Или это наше дыхание?

Света приподнимает футболку. Обнажает животик. Футболка сейчас прикрывает лишь грудь. Как топик, в котором я впервые увидел Конфетку почти месяц назад после года разлуки.

– Если сейчас сниму ее, тогда счет будет уже два-один в твою пользу, – произносит она.

– Сравняю без особых проблем. – Я тут же демонстративно выправляю из джинсов рубашку, начинаю расстегивать пуговицы.

Конфетка смущенно хмыкает, словно оправдываясь, бормочет: «Я не ношу бюстгальтера», и я с удивлением отмечаю, что она сейчас стесняется передо мной обнажиться до пояса. Даже в темноте! Пять лет воздержания до добра не доводят.

Секунды две-три Света собирается с духом, потом решительно поднимает руки и судорожным движением стаскивает футболку. Еще раз смущенно хихикает и замирает передо мной: ладошки плотно прижаты к бедрам, растрепанные черные волосы прикрывают хрупкие плечики, высокая крепкая грудь, увенчанная двумя черными точечками сосков, идеальна настолько, словно в нее набили килограмм силикона. Но я точно знаю, что это не так. Скорее, в махинациях с бюстом можно обвинить какую-нибудь монахиню из монастыря, чем Светку.

Свою рубашку, не особо стараясь попасть – все равно грязная, – я кидаю на стул, и в результате она на полу составляет компанию свитеру.

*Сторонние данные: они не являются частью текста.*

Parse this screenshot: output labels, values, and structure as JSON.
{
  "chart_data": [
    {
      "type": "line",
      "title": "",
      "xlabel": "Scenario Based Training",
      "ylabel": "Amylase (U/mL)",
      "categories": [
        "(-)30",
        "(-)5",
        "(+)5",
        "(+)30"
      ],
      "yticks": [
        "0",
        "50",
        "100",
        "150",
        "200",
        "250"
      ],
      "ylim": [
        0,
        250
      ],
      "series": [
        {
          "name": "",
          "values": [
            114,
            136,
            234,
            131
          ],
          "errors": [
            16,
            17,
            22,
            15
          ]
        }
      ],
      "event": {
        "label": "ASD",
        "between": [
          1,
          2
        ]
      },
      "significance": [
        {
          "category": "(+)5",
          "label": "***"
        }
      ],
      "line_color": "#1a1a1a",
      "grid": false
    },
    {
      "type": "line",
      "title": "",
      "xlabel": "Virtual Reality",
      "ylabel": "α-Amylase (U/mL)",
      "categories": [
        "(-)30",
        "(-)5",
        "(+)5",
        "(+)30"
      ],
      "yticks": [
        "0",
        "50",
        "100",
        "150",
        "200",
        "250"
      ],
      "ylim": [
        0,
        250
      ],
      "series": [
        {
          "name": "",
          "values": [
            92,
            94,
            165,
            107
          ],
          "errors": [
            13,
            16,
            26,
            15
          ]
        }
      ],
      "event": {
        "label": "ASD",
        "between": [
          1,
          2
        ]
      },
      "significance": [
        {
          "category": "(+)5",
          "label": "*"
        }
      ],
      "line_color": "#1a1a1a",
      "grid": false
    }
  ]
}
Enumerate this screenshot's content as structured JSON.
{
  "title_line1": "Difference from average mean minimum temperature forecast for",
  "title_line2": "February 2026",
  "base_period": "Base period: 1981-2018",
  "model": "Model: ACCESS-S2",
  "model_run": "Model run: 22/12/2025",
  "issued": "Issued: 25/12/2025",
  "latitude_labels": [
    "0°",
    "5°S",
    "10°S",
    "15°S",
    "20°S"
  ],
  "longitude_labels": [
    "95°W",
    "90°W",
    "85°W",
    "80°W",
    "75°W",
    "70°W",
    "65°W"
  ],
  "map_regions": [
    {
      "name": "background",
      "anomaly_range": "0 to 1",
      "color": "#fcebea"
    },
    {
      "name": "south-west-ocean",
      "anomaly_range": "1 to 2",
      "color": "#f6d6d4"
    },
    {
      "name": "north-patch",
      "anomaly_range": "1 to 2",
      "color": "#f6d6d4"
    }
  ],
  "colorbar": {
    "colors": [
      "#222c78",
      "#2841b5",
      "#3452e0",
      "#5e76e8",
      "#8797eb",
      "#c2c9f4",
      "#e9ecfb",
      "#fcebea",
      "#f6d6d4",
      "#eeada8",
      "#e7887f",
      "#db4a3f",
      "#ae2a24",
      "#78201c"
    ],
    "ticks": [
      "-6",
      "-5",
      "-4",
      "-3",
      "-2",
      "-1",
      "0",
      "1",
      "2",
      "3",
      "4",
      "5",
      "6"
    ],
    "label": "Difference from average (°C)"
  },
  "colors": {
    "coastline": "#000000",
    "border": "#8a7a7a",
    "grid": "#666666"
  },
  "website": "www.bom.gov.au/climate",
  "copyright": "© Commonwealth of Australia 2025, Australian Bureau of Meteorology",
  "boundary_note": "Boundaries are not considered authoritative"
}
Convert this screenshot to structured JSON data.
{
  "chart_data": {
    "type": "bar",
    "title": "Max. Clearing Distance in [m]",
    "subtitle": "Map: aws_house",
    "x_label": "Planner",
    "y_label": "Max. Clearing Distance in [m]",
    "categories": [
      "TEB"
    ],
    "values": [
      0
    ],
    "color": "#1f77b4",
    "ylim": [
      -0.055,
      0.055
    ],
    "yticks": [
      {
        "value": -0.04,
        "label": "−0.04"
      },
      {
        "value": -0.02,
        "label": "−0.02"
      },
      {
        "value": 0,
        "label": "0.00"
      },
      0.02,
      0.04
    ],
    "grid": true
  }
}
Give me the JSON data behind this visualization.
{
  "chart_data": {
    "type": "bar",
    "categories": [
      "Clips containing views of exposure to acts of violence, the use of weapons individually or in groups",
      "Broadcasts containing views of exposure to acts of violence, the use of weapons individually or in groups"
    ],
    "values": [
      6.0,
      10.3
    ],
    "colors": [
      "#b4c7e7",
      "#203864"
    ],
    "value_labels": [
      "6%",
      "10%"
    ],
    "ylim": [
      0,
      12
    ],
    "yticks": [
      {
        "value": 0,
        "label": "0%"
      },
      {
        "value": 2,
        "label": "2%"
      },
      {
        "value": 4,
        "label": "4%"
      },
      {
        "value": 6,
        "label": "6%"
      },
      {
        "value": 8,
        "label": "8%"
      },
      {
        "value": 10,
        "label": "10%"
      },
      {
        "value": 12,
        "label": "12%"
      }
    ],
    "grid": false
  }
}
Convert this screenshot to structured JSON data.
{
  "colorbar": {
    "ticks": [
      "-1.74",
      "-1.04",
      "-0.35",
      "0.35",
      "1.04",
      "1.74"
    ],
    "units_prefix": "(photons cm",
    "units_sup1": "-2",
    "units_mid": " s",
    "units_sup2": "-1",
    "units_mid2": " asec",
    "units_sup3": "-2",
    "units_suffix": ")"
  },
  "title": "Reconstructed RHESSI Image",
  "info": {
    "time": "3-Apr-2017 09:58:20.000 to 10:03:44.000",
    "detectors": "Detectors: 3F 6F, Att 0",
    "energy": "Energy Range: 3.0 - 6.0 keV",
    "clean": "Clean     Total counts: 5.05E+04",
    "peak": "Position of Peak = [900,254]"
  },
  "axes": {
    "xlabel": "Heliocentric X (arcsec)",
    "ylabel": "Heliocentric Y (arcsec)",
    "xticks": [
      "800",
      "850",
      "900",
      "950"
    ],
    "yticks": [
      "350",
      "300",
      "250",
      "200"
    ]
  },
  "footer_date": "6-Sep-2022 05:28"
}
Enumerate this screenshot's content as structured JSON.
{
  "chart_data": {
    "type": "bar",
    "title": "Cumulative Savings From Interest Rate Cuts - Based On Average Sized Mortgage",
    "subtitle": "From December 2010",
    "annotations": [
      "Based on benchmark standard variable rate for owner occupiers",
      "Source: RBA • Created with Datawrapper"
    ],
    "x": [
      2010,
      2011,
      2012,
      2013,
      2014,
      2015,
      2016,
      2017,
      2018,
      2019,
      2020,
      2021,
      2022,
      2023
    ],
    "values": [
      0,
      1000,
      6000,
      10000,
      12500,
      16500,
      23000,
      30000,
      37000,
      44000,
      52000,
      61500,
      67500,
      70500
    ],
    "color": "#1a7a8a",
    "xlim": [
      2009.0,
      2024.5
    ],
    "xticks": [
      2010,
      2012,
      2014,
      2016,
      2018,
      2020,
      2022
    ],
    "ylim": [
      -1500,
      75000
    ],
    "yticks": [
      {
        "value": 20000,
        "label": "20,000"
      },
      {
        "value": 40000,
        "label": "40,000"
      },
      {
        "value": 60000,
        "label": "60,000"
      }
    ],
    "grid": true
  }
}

– Что, так и будем исполнять друг перед другом стриптиз? – неуверенно спрашивает Конфетка и, дожидаясь ответа, наклоняет чуть набок головку.

– Да. Сейчас еще включим свет.

– Нет. Свет мы не включим.

– Ах, так?! – зловещим шепотом выдаю я. – Что же, тогда счет три-два в мою пользу!

Я расстегиваю пуговицу на поясе и опускаю джинсы на щиколотки. Переступаю ногами и ловко зафутболиваю свой паленый «Ли Купер» мимо Конфетки в дальний угол комнаты. Он растворяется в темноте, а я уже собираюсь победно возвестить: «Ну что? Три-два в мою пользу! Изволь сравнивать!».

Но Света опережает меня буквально на доли секунды.

– А слабо забить мне еще один гол?

– Легко. – Я быстренько стягиваю носок. – Четыре-два.

– Увеличивай разрыв.

– Пять-два. – Второй носок летит неизвестно куда.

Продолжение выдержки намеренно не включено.